Giovanni Pierluigi da Palestrina

Palestrina

(ca. 1525 bis 1594 nach Christus)

Erneuerer der Kirchenmusik

Der italienische Komponist wurde vermutlich um 1525 in Palestrina geboren. Nachdem er Chorknabe in Rom gewesen war, kehrte er als Organist in seinen Heimatort zurück, von wo ihn Papst Julius III. 1551 nach Rom mitnahm. Dort war er kurze Zeit Sänger der Capella Sixtina und anschließend Kapellmeister an verschiedenen römischen Kirchen, zuletzt seit 1571 in St. Peter. Dort fand er nach seinem Tod am 2. Februar 1594 seine letzte Ruhestätte.

Palestrina gilt auch als „Retter“ des kirchlichen polyphonen A-capella-Gesangs, weil er so den Beschlüssen des Tridentinischen Konzils besonders gerecht zu werden schien, die forderten, dass jedes gesungene Wort voll verständlich sein müsse.

 Laufbahn

Der italienische Komponist Giovanni Pierluigi da Palestrina begann seine musikalische Laufbahn um 1537 als Chorknabe an St. Maria Maggiore in Rom. 1544 kehrte er in seine Vaterstadt Palestrina zurück und war bis 1551 als Kapellmeister und Organist an der dortigen Hauptkirche tätig. Daraufhin wurde er als Magister puerorum der Capella Guilia an die Peterskirche nach Rom mit dem Titel eines Kapellmeisters berufen.

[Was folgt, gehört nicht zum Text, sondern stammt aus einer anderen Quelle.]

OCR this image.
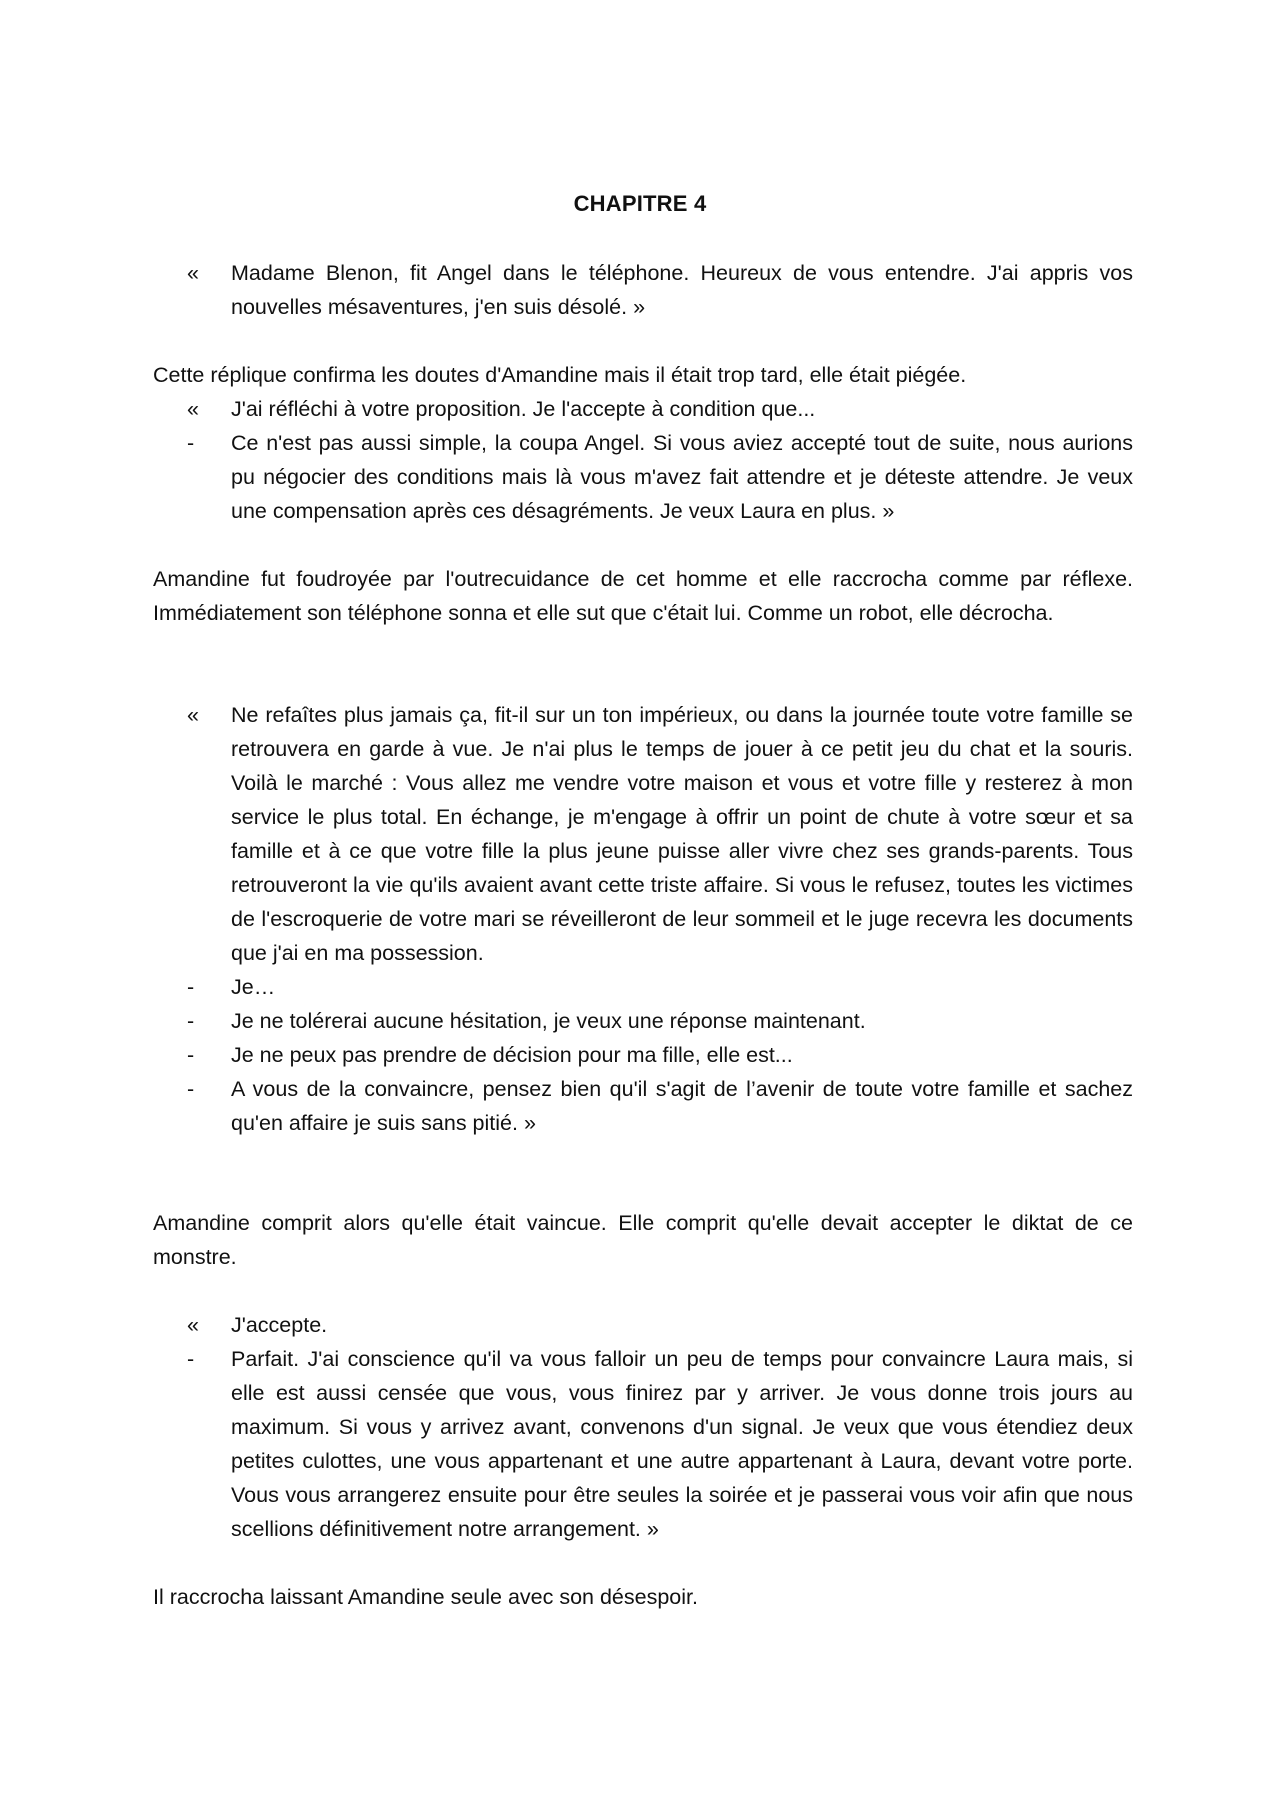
CHAPITRE 4
«	Madame Blenon, fit Angel dans le téléphone. Heureux de vous entendre. J'ai appris vos nouvelles mésaventures, j'en suis désolé. »
Cette réplique confirma les doutes d'Amandine mais il était trop tard, elle était piégée.
«	J'ai réfléchi à votre proposition. Je l'accepte à condition que...
-	Ce n'est pas aussi simple, la coupa Angel. Si vous aviez accepté tout de suite, nous aurions pu négocier des conditions mais là vous m'avez fait attendre et je déteste attendre. Je veux une compensation après ces désagréments. Je veux Laura en plus. »
Amandine fut foudroyée par l'outrecuidance de cet homme et elle raccrocha comme par réflexe. Immédiatement son téléphone sonna et elle sut que c'était lui. Comme un robot, elle décrocha.
«	Ne refaîtes plus jamais ça, fit-il sur un ton impérieux, ou dans la journée toute votre famille se retrouvera en garde à vue. Je n'ai plus le temps de jouer à ce petit jeu du chat et la souris. Voilà le marché : Vous allez me vendre votre maison et vous et votre fille y resterez à mon service le plus total. En échange, je m'engage à offrir un point de chute à votre sœur et sa famille et à ce que votre fille la plus jeune puisse aller vivre chez ses grands-parents. Tous retrouveront la vie qu'ils avaient avant cette triste affaire. Si vous le refusez, toutes les victimes de l'escroquerie de votre mari se réveilleront de leur sommeil et le juge recevra les documents que j'ai en ma possession.
-	Je…
-	Je ne tolérerai aucune hésitation, je veux une réponse maintenant.
-	Je ne peux pas prendre de décision pour ma fille, elle est...
-	A vous de la convaincre, pensez bien qu'il s'agit de l’avenir de toute votre famille et sachez qu'en affaire je suis sans pitié. »
Amandine comprit alors qu'elle était vaincue. Elle comprit qu'elle devait accepter le diktat de ce monstre.
«	J'accepte.
-	Parfait. J'ai conscience qu'il va vous falloir un peu de temps pour convaincre Laura mais, si elle est aussi censée que vous, vous finirez par y arriver. Je vous donne trois jours au maximum. Si vous y arrivez avant, convenons d'un signal. Je veux que vous étendiez deux petites culottes, une vous appartenant et une autre appartenant à Laura, devant votre porte. Vous vous arrangerez ensuite pour être seules la soirée et je passerai vous voir afin que nous scellions définitivement notre arrangement. »
Il raccrocha laissant Amandine seule avec son désespoir.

Dem Papst Julius III., der das Genie Palestrinas erkannte, widmete er das erste Buch vier- und fünfstimmiger Messen, welches sein erstes gedrucktes Werk war. Der Papst befahl, Palestrina in das Sängerkollegium der Sixtinischen Kapelle aufzunehmen, ohne Rücksicht darauf, dass diese nicht Priester und verheiratet war. 1555 trat er in die päpstliche Kapelle ein, was eine große Ehrung war, Jedoch entließ ihn Paul IV. ein halbes Jahr später.

Anschließend wirkte er immerfort als Kapellmeister. Seine Stellen waren bis 1561 an St. Giovanni in Laterno, von 1561 – 1566 an St. Maria Maggiore, der dritten Hauptkirche Roms, von 1567 – 1571 am Hofe des Kardinals Ippolito d`Este in Rom und schließlich konnte er ab 1571 in sein altes Amt an die Peterskirche zurückkehren, wo er bis zu seinem Tod wirkte.

Schaffen

Von Palestrina sind rund 950 Werke, darunter 202 Motetten, 94 Messen (davon besonders berühmt die sechsstimmige Miss Papae Marcelli (um 1562) und die Benedicta-Messe), 68 Offertorien, 36 Lamentationes, 33 Madrigale, 12 litaneien u. a. m. überliefert.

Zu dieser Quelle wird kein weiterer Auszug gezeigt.